Pour le SE-Unsa, il faut désormais que le ministère apporte des éléments de réflexion sur la mise en œuvre des APC, encourage les équipes à faire ce qu’elles jugent le plus utile à leurs élèves et se préoccupe d’une reconnaissance de ce temps.
Pour le reste des 108h, l’ensemble des concertations dans l’école, avec le collège ou avec les partenaires  est mal reconnu.
 
  •   Des temps en dehors des 27 h mais bien réels : journée de solidarité et journée de prérentrée
Même si l’administration a trop souvent tendance à les passer sous silence, pour le SE-Unsa, ces 2 journées pèsent aussi sur les semaines :

Journée de solidarité pour reconnaître l’engagement dans la vie de l’école
 
Elle devrait être utilisée au gré des besoins, même de façon fractionnée.

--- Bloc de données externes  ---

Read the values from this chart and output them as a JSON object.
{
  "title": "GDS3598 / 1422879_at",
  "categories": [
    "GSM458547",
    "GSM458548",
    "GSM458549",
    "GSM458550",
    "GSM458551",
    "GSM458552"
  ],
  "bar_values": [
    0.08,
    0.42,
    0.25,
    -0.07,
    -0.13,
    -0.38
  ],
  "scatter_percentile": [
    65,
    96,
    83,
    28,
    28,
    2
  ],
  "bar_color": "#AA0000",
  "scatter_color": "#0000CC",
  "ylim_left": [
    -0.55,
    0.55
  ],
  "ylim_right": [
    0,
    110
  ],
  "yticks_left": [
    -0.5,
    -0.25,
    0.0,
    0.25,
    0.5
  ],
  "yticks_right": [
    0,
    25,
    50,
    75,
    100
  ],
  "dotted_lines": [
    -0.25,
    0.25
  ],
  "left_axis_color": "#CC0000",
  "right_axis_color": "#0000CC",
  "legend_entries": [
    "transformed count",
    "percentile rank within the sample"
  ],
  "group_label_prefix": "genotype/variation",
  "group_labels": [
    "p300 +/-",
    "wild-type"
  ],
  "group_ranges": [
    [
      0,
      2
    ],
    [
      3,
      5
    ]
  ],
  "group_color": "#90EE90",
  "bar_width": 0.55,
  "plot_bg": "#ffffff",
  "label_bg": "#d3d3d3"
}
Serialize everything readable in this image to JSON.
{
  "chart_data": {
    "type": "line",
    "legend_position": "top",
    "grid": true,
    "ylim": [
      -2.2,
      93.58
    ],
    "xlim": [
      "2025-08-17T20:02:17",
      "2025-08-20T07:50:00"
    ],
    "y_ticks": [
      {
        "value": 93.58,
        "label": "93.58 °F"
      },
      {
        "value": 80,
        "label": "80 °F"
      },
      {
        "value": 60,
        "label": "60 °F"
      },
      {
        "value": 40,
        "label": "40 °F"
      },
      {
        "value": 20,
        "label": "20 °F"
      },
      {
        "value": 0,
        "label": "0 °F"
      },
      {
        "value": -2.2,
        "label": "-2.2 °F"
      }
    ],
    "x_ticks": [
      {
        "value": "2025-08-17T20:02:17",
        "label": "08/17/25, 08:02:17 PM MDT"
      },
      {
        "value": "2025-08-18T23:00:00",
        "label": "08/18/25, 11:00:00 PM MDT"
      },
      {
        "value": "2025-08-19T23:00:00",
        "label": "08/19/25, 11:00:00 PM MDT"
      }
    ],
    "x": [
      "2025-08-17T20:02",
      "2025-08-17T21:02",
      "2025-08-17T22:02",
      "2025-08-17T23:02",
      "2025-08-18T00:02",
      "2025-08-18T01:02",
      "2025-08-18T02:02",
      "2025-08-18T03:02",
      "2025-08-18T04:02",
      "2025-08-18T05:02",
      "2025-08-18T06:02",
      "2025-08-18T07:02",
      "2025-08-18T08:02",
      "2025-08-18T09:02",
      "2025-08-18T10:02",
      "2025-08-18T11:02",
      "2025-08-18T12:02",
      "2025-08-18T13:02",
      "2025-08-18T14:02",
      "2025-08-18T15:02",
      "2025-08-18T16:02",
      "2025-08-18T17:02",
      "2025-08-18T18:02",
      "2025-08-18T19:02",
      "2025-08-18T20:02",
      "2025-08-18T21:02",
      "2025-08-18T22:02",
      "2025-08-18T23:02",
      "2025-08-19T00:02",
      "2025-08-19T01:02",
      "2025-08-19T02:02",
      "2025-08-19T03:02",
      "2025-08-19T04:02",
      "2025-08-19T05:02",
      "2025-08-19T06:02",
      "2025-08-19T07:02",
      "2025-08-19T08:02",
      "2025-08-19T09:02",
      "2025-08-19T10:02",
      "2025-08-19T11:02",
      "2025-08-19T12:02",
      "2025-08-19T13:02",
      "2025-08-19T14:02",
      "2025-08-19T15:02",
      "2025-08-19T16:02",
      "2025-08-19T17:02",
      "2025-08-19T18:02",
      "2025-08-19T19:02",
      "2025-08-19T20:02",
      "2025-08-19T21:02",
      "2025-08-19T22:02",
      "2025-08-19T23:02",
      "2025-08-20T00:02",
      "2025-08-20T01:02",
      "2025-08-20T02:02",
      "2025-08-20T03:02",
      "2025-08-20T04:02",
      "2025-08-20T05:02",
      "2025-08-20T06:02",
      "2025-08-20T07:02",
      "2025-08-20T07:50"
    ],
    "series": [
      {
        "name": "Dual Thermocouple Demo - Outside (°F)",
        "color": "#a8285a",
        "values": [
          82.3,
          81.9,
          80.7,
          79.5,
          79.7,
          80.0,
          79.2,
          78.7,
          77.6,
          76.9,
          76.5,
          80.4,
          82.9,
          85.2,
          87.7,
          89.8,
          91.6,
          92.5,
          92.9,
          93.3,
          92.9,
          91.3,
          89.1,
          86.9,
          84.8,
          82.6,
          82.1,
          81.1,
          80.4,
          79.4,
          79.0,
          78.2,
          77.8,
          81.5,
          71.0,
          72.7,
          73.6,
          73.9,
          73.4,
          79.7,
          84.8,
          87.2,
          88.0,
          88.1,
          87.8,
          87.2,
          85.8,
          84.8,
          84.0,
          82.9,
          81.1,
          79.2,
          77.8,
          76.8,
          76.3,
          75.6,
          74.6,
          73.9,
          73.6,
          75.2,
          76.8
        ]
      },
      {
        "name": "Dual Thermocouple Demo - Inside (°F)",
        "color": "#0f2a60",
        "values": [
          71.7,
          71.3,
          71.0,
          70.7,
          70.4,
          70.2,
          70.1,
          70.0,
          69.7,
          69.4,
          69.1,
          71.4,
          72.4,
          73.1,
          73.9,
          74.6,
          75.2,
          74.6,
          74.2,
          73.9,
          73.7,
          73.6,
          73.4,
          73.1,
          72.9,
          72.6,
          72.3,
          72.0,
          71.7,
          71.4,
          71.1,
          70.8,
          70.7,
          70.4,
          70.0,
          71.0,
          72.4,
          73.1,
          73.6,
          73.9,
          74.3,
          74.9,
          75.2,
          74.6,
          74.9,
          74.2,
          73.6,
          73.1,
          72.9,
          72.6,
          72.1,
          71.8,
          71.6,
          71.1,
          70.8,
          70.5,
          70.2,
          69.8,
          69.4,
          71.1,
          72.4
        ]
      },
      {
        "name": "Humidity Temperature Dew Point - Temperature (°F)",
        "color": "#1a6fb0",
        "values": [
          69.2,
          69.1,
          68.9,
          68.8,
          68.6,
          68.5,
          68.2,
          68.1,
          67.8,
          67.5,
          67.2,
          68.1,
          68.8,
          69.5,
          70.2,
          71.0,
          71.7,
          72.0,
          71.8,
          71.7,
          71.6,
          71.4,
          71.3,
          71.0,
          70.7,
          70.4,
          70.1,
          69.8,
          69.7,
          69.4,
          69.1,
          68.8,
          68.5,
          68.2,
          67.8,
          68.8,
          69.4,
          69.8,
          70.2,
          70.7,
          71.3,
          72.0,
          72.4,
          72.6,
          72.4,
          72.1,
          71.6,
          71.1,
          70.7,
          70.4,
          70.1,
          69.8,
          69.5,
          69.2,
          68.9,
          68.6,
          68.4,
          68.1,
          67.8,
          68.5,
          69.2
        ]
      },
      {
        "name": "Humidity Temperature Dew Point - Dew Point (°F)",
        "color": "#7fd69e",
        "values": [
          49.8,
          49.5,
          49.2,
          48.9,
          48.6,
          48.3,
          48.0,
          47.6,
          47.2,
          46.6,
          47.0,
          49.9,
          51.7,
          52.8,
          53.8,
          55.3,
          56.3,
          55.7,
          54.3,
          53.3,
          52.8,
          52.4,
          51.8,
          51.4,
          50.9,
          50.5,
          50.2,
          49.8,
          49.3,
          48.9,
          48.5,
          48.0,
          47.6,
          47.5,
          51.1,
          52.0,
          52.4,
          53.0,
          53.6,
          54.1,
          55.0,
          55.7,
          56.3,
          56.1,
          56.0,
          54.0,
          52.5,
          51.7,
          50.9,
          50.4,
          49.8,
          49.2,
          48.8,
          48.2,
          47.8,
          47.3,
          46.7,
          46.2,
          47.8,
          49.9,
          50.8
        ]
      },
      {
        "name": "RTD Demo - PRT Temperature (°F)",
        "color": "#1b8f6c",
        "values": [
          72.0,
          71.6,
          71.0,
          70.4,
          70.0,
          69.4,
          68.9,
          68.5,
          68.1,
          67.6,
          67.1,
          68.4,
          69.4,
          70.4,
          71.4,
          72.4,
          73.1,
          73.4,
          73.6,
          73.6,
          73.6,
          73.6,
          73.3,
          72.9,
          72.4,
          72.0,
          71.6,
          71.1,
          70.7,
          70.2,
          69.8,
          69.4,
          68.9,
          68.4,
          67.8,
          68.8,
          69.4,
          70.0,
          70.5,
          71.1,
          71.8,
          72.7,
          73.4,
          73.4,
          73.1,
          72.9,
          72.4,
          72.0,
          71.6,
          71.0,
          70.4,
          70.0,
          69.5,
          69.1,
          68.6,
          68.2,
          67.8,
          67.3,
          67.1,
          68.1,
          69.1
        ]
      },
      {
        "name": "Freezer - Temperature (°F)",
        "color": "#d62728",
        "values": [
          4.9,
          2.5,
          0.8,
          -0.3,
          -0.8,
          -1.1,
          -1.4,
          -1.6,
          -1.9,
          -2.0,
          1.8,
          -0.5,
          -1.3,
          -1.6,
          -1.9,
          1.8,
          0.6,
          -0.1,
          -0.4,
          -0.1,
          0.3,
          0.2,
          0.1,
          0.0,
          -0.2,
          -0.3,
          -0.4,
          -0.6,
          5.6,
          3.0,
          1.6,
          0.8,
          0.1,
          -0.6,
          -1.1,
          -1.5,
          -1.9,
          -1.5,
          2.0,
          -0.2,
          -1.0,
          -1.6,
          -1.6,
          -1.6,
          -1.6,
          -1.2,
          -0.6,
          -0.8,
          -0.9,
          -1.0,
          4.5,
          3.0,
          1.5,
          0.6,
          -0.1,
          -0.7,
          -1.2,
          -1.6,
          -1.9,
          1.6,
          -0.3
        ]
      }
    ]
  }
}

Les enseignants doivent pouvoir y comptabiliser des activités effectuées, dans l’intérêt des élèves, en dehors de toute prise en charge de ces temps par nos ORS (marchés de Noël, kermesses, chorales, spectacles, activités sportives ou culturelles, sorties en dehors du temps scolaire, écoles ouvertes…). Les enseignants ne comptent pas leur temps au service de l’école. Pour le SE-Unsa, cette possibilité d’utiliser la journée de solidarité pour toutes ces activités permettrait de le reconnaître.  
          
Prérentrée : du temps utile aux équipes
 
Le calendrier scolaire a transformé, en 2015, l’ancienne 2e journée de prérentrée en "deux demi-journées [...]qui pourront être dégagées, durant l'année scolaire, afin de permettre des temps de réflexion et de formation sur des sujets proposés par les autorités académiques."
Cette transformation pénalise les équipes qui choisissaient d'effectuer deux journées de prérentrée avant la rentrée. Ce choix était majoritaire chez les collègues pour permettre de bien préparer la rentrée, d'organiser le travail en équipe et d'accueillir les élèves dans de bonnes conditions.
De fait, cette journée à disposition des autorités académiques est perçue comme une journée supplémentaire à effectuer. Pour le SE-Unsa, cette ancienne 2e journée  doit être rendue aux professionnels que sont les enseignants pour l’organisation de leur travail.
 
Pour le SE-Unsa, il faut s’interroger sur l’ensemble des activités qui composent aujourd’hui la semaine d’un enseignant du 1er degré et ouvrir des perspectives concrètes sur l’évolution du temps de travail.